Alternatively, you can upload your data to the public Galaxy server at http://main.g2.bx.psu.edu/

You are comparing *using* a webtool on an external server (GeneSifter) with *installing* your own server. Is this really fair?

Todd Smith said...

I agree, it is not fair to compare an installation experience to a web experience. They are different things. One of the points that I am making is that IT specialists are needed to get the system running. That's OK, but groups should be aware this is an investment they need to make.

However, I did test the web server as you suggested to make a more apples to apples comparison. Unfortunately, I had less success than the installed version. I could upload my file, but I could not select it from the history when I tried to do my analysis.

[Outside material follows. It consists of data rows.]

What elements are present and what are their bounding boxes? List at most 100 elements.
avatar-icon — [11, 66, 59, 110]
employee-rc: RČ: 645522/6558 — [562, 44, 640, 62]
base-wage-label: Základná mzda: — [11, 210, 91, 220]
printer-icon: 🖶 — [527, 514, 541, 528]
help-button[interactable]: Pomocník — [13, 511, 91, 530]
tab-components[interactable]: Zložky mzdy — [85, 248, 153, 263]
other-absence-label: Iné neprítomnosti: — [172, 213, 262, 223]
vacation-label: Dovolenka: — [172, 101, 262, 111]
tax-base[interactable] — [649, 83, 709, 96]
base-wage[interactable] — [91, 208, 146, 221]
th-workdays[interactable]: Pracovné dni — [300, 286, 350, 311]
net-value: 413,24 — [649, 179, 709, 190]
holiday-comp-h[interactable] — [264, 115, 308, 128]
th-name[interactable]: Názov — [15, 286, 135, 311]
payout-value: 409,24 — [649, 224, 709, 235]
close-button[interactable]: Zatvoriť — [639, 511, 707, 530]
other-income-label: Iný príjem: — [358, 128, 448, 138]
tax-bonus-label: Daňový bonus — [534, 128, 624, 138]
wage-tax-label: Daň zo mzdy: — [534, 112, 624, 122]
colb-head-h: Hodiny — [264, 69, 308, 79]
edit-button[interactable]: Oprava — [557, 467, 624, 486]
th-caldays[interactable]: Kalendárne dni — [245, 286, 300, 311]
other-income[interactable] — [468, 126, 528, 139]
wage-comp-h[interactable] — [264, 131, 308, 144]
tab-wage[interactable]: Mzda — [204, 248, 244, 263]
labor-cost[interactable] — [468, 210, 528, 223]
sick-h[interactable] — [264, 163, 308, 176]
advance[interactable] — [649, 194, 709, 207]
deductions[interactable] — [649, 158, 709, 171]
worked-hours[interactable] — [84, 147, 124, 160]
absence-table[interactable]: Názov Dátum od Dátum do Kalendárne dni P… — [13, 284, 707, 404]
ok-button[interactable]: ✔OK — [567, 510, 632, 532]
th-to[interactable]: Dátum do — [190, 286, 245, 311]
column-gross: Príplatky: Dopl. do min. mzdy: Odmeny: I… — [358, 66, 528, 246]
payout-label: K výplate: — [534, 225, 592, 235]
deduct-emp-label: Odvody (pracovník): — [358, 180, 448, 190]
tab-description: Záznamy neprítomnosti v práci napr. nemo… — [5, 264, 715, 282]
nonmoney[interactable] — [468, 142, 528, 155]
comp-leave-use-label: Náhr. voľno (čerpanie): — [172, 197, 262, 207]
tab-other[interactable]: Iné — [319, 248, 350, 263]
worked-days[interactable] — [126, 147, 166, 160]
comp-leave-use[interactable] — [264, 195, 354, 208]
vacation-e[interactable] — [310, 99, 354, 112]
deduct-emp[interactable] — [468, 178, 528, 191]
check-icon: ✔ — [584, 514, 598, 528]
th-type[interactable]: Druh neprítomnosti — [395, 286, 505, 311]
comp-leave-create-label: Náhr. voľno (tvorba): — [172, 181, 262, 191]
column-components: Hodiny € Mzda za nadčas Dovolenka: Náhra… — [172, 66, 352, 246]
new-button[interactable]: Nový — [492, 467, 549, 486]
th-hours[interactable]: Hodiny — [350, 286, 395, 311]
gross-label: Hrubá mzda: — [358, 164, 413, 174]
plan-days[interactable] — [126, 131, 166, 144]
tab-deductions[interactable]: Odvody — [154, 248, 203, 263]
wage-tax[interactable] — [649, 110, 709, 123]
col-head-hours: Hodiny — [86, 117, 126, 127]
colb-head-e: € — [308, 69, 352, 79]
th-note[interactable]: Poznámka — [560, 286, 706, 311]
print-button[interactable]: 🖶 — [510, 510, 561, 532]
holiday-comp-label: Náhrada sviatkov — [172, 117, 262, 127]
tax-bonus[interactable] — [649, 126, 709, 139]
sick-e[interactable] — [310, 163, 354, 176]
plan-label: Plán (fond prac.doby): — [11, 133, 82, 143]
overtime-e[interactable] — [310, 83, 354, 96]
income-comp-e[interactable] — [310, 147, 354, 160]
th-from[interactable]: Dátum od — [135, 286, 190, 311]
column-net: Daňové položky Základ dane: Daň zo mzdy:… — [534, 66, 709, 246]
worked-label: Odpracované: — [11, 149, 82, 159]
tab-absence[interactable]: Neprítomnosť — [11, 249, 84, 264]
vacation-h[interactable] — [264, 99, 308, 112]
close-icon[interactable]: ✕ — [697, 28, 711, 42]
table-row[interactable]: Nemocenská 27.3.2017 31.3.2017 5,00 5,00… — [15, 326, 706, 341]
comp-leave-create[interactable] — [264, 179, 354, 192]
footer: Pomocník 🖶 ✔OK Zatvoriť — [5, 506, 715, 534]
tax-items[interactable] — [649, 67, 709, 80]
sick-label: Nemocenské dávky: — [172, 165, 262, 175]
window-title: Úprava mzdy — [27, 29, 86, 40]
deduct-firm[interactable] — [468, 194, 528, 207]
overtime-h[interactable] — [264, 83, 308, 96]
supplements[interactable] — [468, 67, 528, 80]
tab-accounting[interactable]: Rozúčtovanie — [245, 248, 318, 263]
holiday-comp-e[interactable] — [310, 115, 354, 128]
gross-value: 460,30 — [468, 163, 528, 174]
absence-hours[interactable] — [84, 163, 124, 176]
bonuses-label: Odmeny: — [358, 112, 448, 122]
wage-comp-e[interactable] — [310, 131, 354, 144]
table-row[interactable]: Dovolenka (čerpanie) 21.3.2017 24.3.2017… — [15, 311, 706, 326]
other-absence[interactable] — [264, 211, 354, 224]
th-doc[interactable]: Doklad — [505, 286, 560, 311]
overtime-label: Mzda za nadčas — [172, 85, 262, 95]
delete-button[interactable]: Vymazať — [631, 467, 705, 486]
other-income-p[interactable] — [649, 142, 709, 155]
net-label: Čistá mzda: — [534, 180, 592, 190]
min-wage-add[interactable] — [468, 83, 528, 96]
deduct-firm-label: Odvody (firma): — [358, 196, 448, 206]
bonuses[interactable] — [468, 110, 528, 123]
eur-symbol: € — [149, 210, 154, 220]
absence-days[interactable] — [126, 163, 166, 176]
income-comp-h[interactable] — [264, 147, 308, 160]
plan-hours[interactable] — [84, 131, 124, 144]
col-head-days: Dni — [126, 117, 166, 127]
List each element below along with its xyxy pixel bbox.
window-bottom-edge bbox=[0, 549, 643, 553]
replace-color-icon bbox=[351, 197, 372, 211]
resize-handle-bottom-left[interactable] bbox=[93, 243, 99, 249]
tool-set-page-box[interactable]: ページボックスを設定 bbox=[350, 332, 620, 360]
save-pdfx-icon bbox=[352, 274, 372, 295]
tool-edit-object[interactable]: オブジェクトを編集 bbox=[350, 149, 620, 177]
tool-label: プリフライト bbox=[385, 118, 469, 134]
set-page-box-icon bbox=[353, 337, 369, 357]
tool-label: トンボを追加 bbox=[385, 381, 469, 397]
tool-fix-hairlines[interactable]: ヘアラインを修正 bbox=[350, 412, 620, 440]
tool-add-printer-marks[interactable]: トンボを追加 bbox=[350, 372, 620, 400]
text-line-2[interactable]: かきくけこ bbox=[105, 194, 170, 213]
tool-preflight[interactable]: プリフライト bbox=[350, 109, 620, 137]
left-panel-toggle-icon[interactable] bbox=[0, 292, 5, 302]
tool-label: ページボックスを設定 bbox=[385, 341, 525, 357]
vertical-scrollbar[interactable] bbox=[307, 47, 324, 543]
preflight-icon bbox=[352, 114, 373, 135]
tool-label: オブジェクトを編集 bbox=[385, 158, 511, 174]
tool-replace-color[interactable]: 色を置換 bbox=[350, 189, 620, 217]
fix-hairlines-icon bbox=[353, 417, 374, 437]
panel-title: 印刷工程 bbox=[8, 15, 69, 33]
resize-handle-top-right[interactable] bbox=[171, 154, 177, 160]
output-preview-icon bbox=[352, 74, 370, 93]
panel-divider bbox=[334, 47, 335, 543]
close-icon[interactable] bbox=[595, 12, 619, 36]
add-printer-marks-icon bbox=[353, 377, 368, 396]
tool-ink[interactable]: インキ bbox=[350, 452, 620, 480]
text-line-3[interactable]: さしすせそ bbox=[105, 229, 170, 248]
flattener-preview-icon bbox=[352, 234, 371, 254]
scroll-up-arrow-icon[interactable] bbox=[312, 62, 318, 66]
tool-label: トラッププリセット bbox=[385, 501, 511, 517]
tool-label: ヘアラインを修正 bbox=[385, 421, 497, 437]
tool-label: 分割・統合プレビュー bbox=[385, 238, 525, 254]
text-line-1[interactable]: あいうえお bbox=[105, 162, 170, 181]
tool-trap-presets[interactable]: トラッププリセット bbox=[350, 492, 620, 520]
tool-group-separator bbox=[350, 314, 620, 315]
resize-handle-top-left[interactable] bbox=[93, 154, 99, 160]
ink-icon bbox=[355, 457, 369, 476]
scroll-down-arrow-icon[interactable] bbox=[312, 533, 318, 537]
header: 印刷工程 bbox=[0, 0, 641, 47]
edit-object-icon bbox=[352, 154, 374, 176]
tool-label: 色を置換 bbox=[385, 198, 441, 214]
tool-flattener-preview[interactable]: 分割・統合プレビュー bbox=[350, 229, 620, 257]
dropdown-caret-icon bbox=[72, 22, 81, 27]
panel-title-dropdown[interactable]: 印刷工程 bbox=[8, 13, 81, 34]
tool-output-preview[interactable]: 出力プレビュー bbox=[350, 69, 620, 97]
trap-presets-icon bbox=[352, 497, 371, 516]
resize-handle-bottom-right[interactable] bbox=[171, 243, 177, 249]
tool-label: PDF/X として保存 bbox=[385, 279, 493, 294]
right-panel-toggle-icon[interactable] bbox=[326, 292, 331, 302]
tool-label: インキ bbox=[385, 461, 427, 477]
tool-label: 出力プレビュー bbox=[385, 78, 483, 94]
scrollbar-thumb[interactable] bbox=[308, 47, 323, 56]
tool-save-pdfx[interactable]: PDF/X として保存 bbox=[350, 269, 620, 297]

If you let me know when the problem is fixed and I will happily perform a better comparison in a future post.

Anonymous said...

That's too bad. We've had a lot of success getting users up and running. Of course, most users don't need to install Galaxy, they'll run it from the web site.

But if you would like you can watch the introductory tutorial we have to orient people to Galaxy:

http://www.openhelix.com/galaxy

We find that with a little introduction people can get pretty far. Which is true of a lot of software.

Todd Smith said...

Thanks for the note Mary. I understood the software just fine my problems were: 1. the installation requires additional packages that I ddid not want to spend time installing, 2. the available web version appears to have a bug that prevented me from selecting my uploaded file.